Lewis and Clark Corps of Discovery

When Captains Meriwether Lewis and William Clark led their Corps of Discovery through this region in the summer of 1804, the Hills were covered with prairie. The scant trees that existed hugged the water ways. At that time, Oto and Missouri tribes lived in the southern part of the Hills and the Omaha in the mid-section of the Hills.

Change Comes to the Loess Hills

Around the 1850's, change came to the Loess Hills.  Farms, communities and roads checked the wilderness that had cleansed the prairie of the always encroaching trees and woodland plants and, as you can see now, trees blanket most of the hills.  Of the prairie that had covered the Hills, only 22,000 acres remain with about 4,500 acres being in the Broken Kettle Grasslands, the largest self-sustaining parcel of prairie in Iowa.

Now surrounded by forests and developed lands, the pockets of prairie in the Hills are islands of prairie flora and fauna not found until hundreds of miles to the west and not seen elsewhere in Iowa.  Among these animals are the prairie rattlesnake (only in a very small area near Westfield in the northern Hills), plains pocket mouse, upland sandpiper, zebra swallowtail, ornate box turtle and plains spadefoot toad.  Among the plants are ten-petal blazing star, spear grass, tumble grass and prairie moonwort.  The native yucca is in the easternmost limit in North America.

Unique Features of the Loess Hills

The Loess Hills have some features that are unique because of their soil.

First, if you look at a hill through which a road has been cut or part has been removed (usually for fill elsewhere), you will see its cross-section is almost uniformly loess.  Only in the northern and southern reaches of the Hills are rocks naturally exposed.

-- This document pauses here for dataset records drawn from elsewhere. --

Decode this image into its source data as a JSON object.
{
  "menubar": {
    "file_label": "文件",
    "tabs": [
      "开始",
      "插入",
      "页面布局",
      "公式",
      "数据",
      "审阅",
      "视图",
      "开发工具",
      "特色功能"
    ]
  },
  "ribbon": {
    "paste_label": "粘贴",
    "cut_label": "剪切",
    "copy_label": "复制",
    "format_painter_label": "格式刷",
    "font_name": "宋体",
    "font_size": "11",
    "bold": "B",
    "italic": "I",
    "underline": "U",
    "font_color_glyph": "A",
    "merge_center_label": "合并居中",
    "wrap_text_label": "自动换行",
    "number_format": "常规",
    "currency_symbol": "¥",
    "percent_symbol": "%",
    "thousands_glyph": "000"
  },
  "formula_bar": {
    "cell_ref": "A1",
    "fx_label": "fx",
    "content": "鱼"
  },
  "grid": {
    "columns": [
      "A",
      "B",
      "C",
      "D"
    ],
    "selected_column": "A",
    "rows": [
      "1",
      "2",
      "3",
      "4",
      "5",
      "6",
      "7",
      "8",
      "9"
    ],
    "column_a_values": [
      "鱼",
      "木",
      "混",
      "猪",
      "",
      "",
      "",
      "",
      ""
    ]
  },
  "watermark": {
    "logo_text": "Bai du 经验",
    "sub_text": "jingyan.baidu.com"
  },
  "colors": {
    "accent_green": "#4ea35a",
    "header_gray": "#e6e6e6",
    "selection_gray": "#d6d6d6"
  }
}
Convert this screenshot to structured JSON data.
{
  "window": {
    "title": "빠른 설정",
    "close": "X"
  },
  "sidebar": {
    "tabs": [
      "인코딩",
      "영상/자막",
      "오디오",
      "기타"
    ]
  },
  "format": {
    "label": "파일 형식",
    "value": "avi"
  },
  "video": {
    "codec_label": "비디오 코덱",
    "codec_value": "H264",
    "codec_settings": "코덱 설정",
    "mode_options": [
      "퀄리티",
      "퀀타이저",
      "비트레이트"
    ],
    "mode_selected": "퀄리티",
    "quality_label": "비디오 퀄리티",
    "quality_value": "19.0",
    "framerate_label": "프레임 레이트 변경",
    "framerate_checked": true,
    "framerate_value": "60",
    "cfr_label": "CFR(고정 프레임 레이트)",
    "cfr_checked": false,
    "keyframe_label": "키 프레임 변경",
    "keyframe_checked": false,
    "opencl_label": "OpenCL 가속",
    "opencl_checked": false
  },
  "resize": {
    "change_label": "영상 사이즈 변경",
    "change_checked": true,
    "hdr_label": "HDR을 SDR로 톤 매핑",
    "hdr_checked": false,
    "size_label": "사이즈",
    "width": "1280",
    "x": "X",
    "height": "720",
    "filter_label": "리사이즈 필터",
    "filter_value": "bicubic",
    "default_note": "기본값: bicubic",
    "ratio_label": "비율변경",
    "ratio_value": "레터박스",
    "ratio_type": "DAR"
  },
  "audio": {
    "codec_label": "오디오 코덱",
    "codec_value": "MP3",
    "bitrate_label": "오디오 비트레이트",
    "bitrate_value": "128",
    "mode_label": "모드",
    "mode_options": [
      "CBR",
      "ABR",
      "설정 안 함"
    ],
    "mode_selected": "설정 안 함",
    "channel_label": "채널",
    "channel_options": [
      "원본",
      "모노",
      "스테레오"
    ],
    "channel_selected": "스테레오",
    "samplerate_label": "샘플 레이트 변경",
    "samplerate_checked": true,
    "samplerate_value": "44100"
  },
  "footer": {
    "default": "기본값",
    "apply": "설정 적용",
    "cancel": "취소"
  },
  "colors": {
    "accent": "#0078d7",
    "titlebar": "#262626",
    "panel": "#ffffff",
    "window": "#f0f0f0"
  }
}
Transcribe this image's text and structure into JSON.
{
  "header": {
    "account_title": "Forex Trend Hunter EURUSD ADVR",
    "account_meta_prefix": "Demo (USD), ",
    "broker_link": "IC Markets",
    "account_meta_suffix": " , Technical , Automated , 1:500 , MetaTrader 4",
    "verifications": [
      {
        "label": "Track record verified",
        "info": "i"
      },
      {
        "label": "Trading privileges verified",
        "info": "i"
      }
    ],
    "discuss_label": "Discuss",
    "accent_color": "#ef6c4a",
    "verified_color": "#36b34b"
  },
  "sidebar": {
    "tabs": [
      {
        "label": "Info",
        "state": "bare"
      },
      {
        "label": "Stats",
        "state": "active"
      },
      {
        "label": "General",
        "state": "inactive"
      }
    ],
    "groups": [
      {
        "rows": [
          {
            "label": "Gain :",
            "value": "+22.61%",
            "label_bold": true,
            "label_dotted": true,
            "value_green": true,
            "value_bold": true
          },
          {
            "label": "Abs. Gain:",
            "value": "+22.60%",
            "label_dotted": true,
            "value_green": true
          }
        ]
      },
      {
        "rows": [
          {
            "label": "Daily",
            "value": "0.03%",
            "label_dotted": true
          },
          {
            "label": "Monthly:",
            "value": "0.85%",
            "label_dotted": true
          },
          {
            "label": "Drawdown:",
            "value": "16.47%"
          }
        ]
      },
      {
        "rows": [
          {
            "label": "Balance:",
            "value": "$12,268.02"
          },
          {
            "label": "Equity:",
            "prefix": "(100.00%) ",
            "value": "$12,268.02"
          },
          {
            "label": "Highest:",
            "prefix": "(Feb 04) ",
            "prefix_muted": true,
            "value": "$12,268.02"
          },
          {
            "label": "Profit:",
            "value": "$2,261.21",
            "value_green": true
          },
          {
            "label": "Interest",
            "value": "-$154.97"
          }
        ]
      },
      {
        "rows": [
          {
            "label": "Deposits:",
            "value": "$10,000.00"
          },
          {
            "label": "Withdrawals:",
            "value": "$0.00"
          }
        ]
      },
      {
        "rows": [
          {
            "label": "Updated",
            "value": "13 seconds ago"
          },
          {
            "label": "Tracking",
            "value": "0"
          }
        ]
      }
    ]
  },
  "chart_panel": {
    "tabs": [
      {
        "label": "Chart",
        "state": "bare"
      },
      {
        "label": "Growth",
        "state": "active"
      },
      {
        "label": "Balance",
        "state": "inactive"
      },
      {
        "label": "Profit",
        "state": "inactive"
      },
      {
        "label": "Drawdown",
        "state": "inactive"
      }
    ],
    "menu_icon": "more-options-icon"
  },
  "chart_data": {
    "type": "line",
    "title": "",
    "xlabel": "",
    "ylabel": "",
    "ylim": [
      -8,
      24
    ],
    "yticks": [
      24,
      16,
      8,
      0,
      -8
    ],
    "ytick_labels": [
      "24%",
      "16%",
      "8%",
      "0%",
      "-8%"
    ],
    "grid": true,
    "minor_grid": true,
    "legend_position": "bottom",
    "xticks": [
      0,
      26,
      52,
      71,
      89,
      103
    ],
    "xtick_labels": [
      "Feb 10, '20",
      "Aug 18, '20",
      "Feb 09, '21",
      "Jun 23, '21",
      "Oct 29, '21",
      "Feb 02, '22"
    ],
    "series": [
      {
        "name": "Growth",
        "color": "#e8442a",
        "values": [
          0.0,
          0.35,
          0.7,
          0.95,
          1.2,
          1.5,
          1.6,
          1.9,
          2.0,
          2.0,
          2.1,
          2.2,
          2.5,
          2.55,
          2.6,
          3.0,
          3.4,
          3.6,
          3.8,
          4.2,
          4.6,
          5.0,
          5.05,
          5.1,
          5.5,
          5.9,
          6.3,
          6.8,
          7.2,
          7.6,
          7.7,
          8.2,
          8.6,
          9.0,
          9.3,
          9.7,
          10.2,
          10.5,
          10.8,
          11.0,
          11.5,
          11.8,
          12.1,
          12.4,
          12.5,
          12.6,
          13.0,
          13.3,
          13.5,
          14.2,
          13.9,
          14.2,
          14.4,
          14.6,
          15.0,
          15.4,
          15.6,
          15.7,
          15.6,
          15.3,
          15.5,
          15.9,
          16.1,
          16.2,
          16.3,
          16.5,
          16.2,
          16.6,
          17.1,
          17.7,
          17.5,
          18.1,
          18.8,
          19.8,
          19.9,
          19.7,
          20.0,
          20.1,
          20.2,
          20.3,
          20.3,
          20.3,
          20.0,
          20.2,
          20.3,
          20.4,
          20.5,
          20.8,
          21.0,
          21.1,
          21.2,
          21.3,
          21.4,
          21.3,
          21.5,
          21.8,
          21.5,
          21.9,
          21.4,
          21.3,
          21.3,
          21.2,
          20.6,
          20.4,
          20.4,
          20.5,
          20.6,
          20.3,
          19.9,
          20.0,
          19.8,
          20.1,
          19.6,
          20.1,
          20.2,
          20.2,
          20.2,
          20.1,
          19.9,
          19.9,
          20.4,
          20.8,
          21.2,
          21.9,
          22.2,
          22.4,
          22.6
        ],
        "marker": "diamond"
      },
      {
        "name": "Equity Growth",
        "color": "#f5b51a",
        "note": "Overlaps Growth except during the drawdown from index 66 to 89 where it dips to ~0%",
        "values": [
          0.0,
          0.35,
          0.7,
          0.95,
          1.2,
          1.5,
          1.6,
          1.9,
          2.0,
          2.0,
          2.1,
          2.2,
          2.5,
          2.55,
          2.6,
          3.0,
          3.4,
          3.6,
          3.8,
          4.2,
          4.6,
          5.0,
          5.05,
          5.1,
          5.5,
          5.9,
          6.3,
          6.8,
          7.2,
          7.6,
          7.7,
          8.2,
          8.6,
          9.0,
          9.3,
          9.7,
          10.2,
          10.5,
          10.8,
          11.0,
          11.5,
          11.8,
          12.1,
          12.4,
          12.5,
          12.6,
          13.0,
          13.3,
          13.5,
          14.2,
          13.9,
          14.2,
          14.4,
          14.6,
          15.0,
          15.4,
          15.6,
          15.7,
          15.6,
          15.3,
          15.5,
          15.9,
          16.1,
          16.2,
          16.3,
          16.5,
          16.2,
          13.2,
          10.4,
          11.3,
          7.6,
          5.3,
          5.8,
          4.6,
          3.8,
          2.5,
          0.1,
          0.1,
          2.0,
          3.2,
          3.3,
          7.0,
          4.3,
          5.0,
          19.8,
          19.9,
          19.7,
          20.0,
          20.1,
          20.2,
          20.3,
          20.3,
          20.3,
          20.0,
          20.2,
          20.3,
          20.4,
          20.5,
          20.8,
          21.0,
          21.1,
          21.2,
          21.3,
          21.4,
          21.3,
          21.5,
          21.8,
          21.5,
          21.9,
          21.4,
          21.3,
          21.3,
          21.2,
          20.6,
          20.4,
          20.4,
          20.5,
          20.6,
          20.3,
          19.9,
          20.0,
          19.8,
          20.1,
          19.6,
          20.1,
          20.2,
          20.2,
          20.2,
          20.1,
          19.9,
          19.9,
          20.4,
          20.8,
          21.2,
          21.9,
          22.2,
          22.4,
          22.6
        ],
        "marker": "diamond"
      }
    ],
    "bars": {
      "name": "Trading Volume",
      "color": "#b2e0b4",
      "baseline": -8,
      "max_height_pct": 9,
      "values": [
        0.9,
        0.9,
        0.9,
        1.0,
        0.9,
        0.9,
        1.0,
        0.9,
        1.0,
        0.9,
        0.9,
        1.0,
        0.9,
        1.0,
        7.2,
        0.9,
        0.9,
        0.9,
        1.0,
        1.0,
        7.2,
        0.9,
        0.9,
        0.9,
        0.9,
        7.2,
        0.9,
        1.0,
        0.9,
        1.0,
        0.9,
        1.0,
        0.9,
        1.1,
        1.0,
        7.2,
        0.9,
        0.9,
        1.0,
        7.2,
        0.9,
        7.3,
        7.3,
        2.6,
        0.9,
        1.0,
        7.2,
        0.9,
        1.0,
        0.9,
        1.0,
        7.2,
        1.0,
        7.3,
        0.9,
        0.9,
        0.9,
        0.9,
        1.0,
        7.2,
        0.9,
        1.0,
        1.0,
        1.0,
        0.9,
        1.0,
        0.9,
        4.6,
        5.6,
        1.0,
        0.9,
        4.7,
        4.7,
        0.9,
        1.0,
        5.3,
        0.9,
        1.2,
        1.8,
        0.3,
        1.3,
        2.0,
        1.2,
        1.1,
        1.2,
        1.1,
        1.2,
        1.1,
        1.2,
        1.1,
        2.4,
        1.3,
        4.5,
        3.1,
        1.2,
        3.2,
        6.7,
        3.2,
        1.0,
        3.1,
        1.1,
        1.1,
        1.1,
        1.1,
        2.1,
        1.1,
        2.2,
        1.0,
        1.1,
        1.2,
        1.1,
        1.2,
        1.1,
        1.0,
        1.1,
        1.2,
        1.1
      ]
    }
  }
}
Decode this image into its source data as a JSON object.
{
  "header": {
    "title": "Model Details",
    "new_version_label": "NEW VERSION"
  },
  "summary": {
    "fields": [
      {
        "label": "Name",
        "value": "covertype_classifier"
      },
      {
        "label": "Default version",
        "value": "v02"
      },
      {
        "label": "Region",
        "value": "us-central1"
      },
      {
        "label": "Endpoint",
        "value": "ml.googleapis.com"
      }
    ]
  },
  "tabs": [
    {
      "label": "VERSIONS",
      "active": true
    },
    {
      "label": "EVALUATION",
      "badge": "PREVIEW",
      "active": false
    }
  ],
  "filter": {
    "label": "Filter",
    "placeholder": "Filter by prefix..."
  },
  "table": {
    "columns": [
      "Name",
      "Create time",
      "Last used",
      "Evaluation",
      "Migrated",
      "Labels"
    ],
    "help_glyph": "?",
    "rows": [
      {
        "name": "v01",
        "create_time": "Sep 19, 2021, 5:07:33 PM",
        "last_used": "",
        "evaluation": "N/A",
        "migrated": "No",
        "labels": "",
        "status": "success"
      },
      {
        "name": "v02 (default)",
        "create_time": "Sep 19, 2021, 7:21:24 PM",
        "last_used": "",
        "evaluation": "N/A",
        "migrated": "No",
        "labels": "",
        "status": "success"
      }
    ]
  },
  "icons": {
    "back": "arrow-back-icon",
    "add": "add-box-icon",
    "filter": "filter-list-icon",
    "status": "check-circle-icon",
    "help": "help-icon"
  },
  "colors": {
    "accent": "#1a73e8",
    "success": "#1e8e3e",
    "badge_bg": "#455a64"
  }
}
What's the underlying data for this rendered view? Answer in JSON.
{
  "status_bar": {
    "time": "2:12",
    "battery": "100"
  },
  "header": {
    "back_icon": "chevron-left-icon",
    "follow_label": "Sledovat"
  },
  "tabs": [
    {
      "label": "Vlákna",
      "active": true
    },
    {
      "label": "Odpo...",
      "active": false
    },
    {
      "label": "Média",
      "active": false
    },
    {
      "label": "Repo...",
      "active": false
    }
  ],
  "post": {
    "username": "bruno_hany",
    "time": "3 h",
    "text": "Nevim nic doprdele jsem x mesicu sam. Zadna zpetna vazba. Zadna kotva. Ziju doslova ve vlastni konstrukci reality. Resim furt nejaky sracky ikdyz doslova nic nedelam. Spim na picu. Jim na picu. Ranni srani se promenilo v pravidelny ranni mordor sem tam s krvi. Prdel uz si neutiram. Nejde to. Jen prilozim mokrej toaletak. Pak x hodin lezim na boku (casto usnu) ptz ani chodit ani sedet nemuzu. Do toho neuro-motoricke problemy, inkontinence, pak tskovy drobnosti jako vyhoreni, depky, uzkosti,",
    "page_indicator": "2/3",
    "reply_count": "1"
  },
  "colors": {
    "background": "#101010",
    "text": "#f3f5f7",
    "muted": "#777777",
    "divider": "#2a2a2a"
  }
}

Second, if you were to remove the topsoil from the slope of a Loess Hill, the exposed Loess will erode like sugar when saturated.  Local people call the loess soil "sugar clay" for this reason.  Even when covered with topsoil, loess can slump, most often in a unified manner across a slope creating the characteristic "cat step" ledges seen on some grassy hills.

Oddly though, cut a Loess Hill vertically and its wall can stand for decades due to the interlocking characteristics of the loess soil particles.